えちぜん鉄道と福井鉄道の相互乗り入れ便の停車駅

 福井県のえちぜん鉄道と福井鉄道の相互乗り入れ便の運行開始日が、あと1カ月後に迫った。事業者の異なる鉄道と路面電車が直通するのは全国初めてとなる。準備状況や課題を探った。

 乗客が日ごろ利用している背の高いホームのすぐ東側に、次世代型低床車両に乗り降りするためのホームの土台と上屋の骨格が姿を現している。ここは福井市北部のえちぜん鉄道三国芦原線の鷲塚針原駅。3月27日に始まる福井鉄道福武線との相互乗り入れに向け、工事のつち音が響く。

 相互乗り入れ便のえち鉄区間は、福井市の鷲塚針原—田原町(6キロ)で、停車するのは▽新田塚▽日華化学前▽福大前西福井—など6駅。このうち既に整備を終えている八ツ島と日華化学前を除く4駅で、低床ホームや信号電気関係の工事が急ピッチで進んでいる。鷲塚針原は折り返し駅となるため、上下線とは別に三つ目の線路を敷設する。

 福鉄との結節点になる田原町駅の北側には、相互乗り入れ便の低床ホームと一体化させた、えち鉄のホームと駅舎がほぼ完成した。2月下旬ごろ線路を接続する予定だ。

 えち鉄の豊北景一社長は「国と県、福井市の支援で順調に進んでいる。3月上旬までに完成させたい」と話す。

 一方、福鉄区間は田原町—越前武生(20・9キロ)で、福井、鯖江、越前の3市にまたがる。▽赤十字前(福井市)▽神明(鯖江市)▽家久(越前市)—など10駅と、福井市内の路面軌道区間にある▽仁愛女子高校▽公園口—など4停留場で乗り降りできる。

 田原町駅の南側にある福鉄の駅舎は2015年3月末に供用を始めており、ほかの駅のホームも低床化を終えている。ホーム幅が狭く、不便さが指摘されていた停留場の問題も、バリアフリー対応の新木田四ツ辻停留場が2月1日から利用できるようになったのを最後に解消した。福鉄の村田治夫社長は「お客さまに快適に利用していただくための環境が整った」と話す。
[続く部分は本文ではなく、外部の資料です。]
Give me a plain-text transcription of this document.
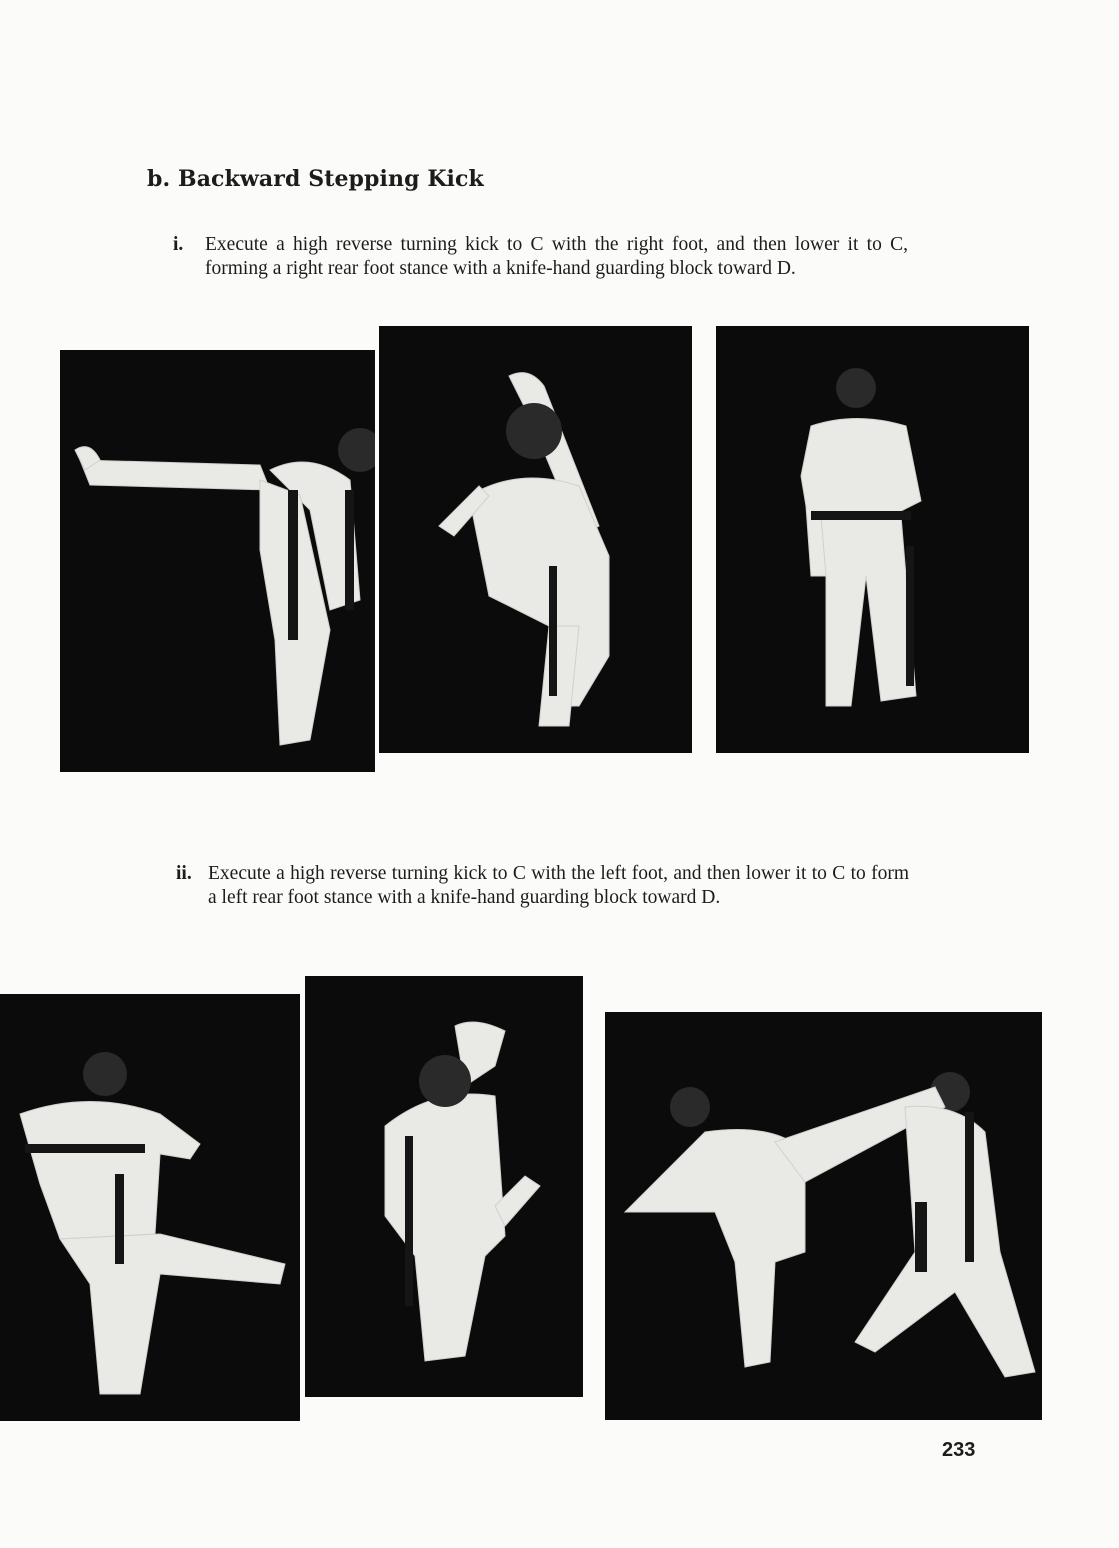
b. Backward Stepping Kick
i.	Execute a high reverse turning kick to C with the right foot, and then lower it to C, forming a right rear foot stance with a knife-hand guarding block toward D.
ii. Execute a high reverse turning kick to C with the left foot, and then lower it to C to form a left rear foot stance with a knife-hand guarding block toward D.

233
 だがハード整備を終えても、ただちに運行できるわけではない。「安全なしに安心はない」と国土交通省中部運輸局の梶川真一鉄道部長が強調するように、新たに設けた信号設備などが技術基準に適合しているかどうかをチェックする「完成検査」をクリアする必要がある。両事業者は国のお墨付きが得られ次第、ダイヤの空き時間に運転士の習熟訓練を現場で重ねる。
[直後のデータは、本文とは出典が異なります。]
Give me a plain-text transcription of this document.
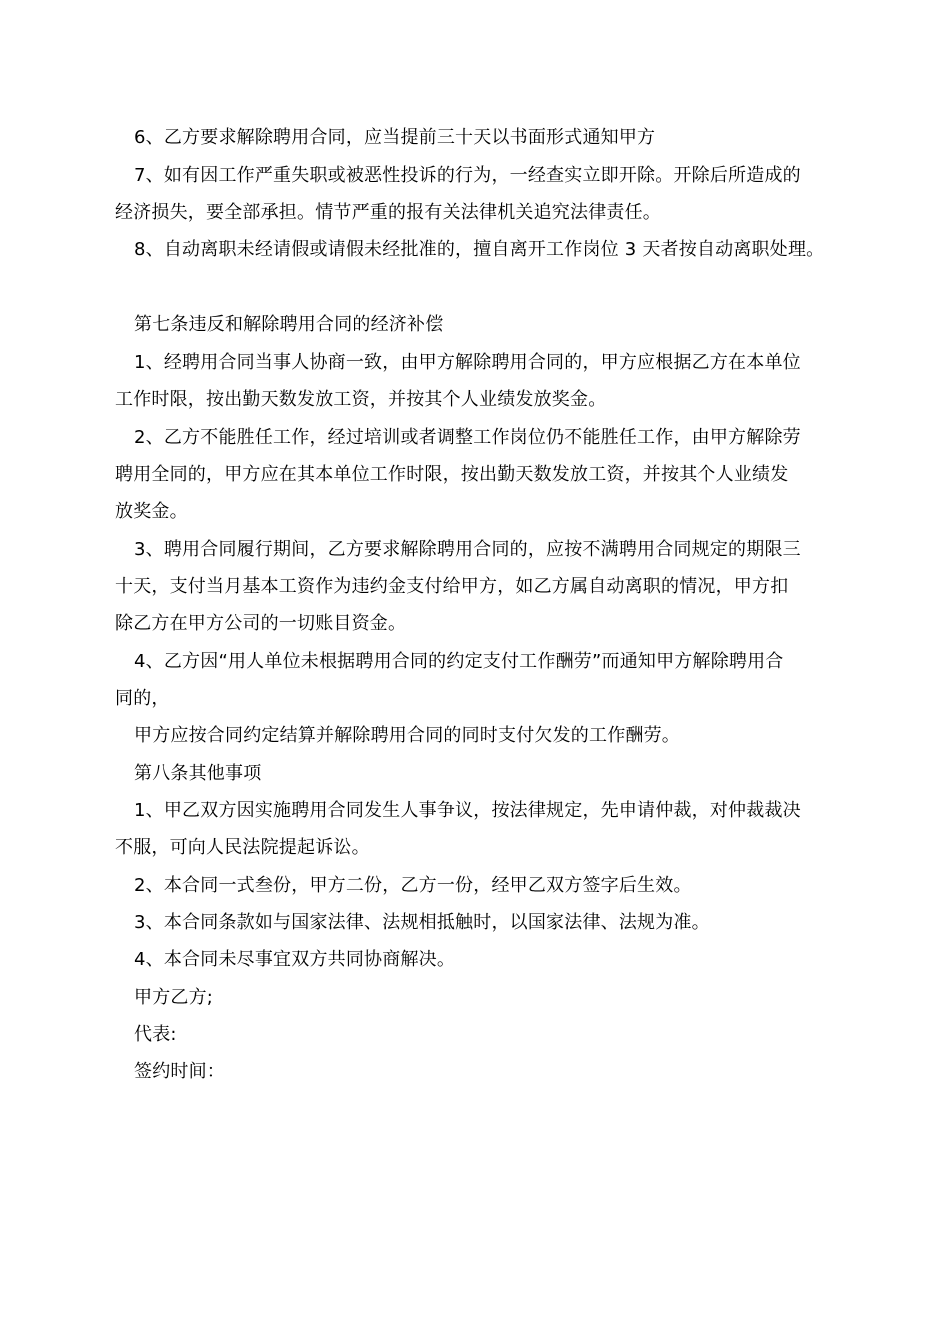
6、乙方要求解除聘用合同，应当提前三十天以书面形式通知甲方
7、如有因工作严重失职或被恶性投诉的行为，一经查实立即开除。开除后所造成的
经济损失，要全部承担。情节严重的报有关法律机关追究法律责任。
8、自动离职未经请假或请假未经批准的，擅自离开工作岗位 3 天者按自动离职处理。
第七条违反和解除聘用合同的经济补偿
1、经聘用合同当事人协商一致，由甲方解除聘用合同的，甲方应根据乙方在本单位
工作时限，按出勤天数发放工资，并按其个人业绩发放奖金。
2、乙方不能胜任工作，经过培训或者调整工作岗位仍不能胜任工作，由甲方解除劳
聘用全同的，甲方应在其本单位工作时限，按出勤天数发放工资，并按其个人业绩发
放奖金。
3、聘用合同履行期间，乙方要求解除聘用合同的，应按不满聘用合同规定的期限三
十天，支付当月基本工资作为违约金支付给甲方，如乙方属自动离职的情况，甲方扣
除乙方在甲方公司的一切账目资金。
4、乙方因“用人单位未根据聘用合同的约定支付工作酬劳”而通知甲方解除聘用合
同的，
甲方应按合同约定结算并解除聘用合同的同时支付欠发的工作酬劳。
第八条其他事项
1、甲乙双方因实施聘用合同发生人事争议，按法律规定，先申请仲裁，对仲裁裁决
不服，可向人民法院提起诉讼。
2、本合同一式叁份，甲方二份，乙方一份，经甲乙双方签字后生效。
3、本合同条款如与国家法律、法规相抵触时，以国家法律、法规为准。
4、本合同未尽事宜双方共同协商解决。
甲方乙方;
代表:
签约时间：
 ■相互乗り入れ えちぜん鉄道三国芦原線と福井鉄道福武線の急行が、鷲塚針原(福井市)—越前武生(越前市)の26・9キロの区間に乗り入れる。運行開始日は3月27日。通勤通学客が多い午前6〜9時は、福大前西福井(福井市)—越前武生で上下合わせて4本運行する。所要時間は鷲塚針原—越前武生が現在の約80分から約60分に、福大前西福井—越前武生は約70分から約50分に約20分短縮される。福鉄福井駅前線(通称ヒゲ線)には乗り入れない。事業費は国と県、福井市を合わせて約26億円。